I am putting patients in the trenches, she shouted back. I put the first one in and he turned out to be a German. Imagine that!

She had mad purpose in her eye—she would carry every man in all the wards into slit trenches if she could. From within the gas ward Sally’s own orderlies began helping their patients past her and to the shelter of trenches and dugouts.

Honora ran on. Sally turned back into the gas tent and passed the remaining wide-eyed nurses and orderlies, who were aware something momentous and ill defined had occurred. The ward doctor was with the gas cases who could not safely be moved. Two nurses were going about placing basins over the heads of the patients. It was a halfway rational idea to save them from shrapnel and it possessed for the nurses the comfort of acting to defy events.

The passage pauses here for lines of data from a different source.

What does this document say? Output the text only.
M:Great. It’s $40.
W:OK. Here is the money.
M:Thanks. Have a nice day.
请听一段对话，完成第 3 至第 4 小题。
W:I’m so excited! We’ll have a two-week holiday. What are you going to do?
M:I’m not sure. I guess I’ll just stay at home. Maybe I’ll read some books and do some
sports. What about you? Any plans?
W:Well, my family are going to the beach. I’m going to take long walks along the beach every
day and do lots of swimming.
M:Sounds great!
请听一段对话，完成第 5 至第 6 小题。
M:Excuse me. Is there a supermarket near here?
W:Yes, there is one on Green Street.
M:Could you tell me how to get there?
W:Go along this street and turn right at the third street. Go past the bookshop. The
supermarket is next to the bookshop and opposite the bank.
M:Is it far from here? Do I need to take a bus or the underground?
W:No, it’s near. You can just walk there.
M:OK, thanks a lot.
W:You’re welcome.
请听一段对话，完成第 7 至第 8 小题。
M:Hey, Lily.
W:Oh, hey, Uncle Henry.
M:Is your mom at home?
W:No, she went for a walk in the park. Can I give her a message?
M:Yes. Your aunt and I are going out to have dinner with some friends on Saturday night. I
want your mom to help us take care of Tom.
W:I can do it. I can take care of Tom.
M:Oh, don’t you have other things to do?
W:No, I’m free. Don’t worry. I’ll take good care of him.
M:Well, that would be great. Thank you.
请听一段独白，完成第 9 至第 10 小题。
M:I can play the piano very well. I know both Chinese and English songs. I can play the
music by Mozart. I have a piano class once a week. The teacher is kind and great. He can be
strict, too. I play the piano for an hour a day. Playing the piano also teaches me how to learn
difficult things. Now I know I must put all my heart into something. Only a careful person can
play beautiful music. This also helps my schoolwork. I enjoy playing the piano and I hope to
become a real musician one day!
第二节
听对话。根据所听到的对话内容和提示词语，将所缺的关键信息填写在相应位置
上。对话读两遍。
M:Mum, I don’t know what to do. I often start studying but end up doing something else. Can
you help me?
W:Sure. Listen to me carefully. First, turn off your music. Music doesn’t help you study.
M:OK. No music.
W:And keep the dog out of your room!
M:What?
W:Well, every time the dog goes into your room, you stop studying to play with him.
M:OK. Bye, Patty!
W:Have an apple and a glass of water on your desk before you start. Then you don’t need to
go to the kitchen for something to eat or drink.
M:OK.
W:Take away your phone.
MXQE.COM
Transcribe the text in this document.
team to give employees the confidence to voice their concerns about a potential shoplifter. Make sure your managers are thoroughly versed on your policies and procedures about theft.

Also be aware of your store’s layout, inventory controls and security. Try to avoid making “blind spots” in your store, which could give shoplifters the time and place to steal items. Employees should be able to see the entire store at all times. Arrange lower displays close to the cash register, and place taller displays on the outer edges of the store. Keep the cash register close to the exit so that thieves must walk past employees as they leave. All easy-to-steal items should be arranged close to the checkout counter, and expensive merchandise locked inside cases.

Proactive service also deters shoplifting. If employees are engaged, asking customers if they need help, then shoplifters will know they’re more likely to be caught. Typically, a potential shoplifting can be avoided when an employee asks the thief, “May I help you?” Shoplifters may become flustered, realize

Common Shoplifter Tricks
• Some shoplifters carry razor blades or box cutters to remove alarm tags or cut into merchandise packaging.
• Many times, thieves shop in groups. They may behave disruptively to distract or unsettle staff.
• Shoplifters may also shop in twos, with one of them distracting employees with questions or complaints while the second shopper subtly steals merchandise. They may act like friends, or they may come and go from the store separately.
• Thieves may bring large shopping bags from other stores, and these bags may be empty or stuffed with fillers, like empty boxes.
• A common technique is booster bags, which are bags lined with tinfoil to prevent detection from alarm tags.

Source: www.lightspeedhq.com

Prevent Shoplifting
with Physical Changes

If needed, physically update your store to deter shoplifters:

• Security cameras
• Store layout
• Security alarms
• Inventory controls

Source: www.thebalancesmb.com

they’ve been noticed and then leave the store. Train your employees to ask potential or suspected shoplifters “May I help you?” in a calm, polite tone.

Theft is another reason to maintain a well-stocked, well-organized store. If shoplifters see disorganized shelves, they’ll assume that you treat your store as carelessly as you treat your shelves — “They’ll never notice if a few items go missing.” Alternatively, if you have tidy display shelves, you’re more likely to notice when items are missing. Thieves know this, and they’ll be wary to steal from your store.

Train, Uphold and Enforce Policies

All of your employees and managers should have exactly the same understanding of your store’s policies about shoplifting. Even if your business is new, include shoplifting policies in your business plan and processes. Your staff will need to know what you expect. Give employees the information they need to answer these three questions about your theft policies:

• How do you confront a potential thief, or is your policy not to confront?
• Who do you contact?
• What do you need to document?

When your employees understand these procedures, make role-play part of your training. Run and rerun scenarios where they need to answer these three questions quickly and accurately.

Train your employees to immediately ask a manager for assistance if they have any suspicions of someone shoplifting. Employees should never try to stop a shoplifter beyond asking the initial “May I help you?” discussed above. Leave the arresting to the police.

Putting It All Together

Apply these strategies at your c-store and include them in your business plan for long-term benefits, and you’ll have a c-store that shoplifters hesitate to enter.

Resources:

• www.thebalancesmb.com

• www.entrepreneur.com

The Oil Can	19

The ward doctor told Sally something had happened near the theatres. They could smell the chloroform, and mixed with it was the penetrating stench of ether. If there was a fire out there then all the gas cases would need—whatever the results—to be moved.

Sally joined a nurse who was already at the rear door of the tent. From the hut steps they saw the surgical theatre hut begin to burn. The air was anesthetic from the shattered bottles of chloroform but it was the ether supplies that were burning, releasing vapors that the fire instantly sucked back into itself.

Sally heard people lamenting. Someone shouted, The hoses aren’t working! A bucket line of nurses and orderlies attempted to stanch the flames. Were surgeons, theatre nurses, patients caught in there? Water wouldn’t do anything, she knew. Earth or sand was needed to quench blazing ether. It was now that she reachieved her reason fully. She turned back into the gas ward and shouted without reference to the ward doctor that nurses and orderlies must hurry all possible cases into slit trenches.

You go, Sister, said the ward doctor.

No.

You go! he roared. I’ve sent off all the other nurses.

All right, she said. She would be a free agent once she was out in the night.

As she stepped forth she heard another inhuman impact some distance off, but it was not close enough to bear her mind away. She began pushing and dragging demented, howling, praying men towards trenches they did not want to enter. She thought of the thoracic ward and crazed Honora.

A Klaxon which had not rung at the start of things to warn anyone sounded now to reassure everyone. Silence all at once finally manifested itself like the clap of a great hand and stunned the earth. Voices and even yells were minute within it. The air was full still of the stench of the theatre fire and the embers seemed to fall like an incandescent snow.

Sally heard men’s plaintive voices from a half-collapsed tent. Inside, Honora was lifting patients back onto beds, one bleeding from the ears from a nearby detonation. Am I too? Sally wondered, and began to help. Orderlies arrived to readjust the tent poles. At last, according to some dazed, unspoken accord between them that their job was done, she and Honora left the restored tent. The remaining heat of the theatre blaze wafted across the station. Sally set out back for the gas ward and skirted her crater—the one which held unscannable fragments of the gas case and an orderly. She saw Freud and Leonora coming from the lost fight with the fire, walking towards her and the untouched thoracic ward as if no shock had overtaken them and as if on normal duty. They stepped carefully but without amazement around obscure body parts that covered the paths and other spaces. As Leonora reached Sally, she said, An orderly told me. They blew up the morgue. What a triumph, eh?

Some NYD(S) were still wandering the station—quivering and dazed or making speeches—and it turned out an orderly had chased one down on the Deux Églises road. Orderlies retrieving such men were leading them back to their ward by the hand and shoulder, brotherly to a degree which caused Sally to shed tears as she returned to the gas ward. She wondered how it had been in the resuscitation ward during all the noise and fire and with the bombs making their random and absurd choices.

When day broke there was time for the nurses to return to their mess, glimpsing beyond the wards—more clearly now—the two-thirds-burned-out theatre hut. By accident—so Sally understood from Freud—it had been near empty at the time. The surgeons were in the admissions hut. Two orderlies had been blown wide.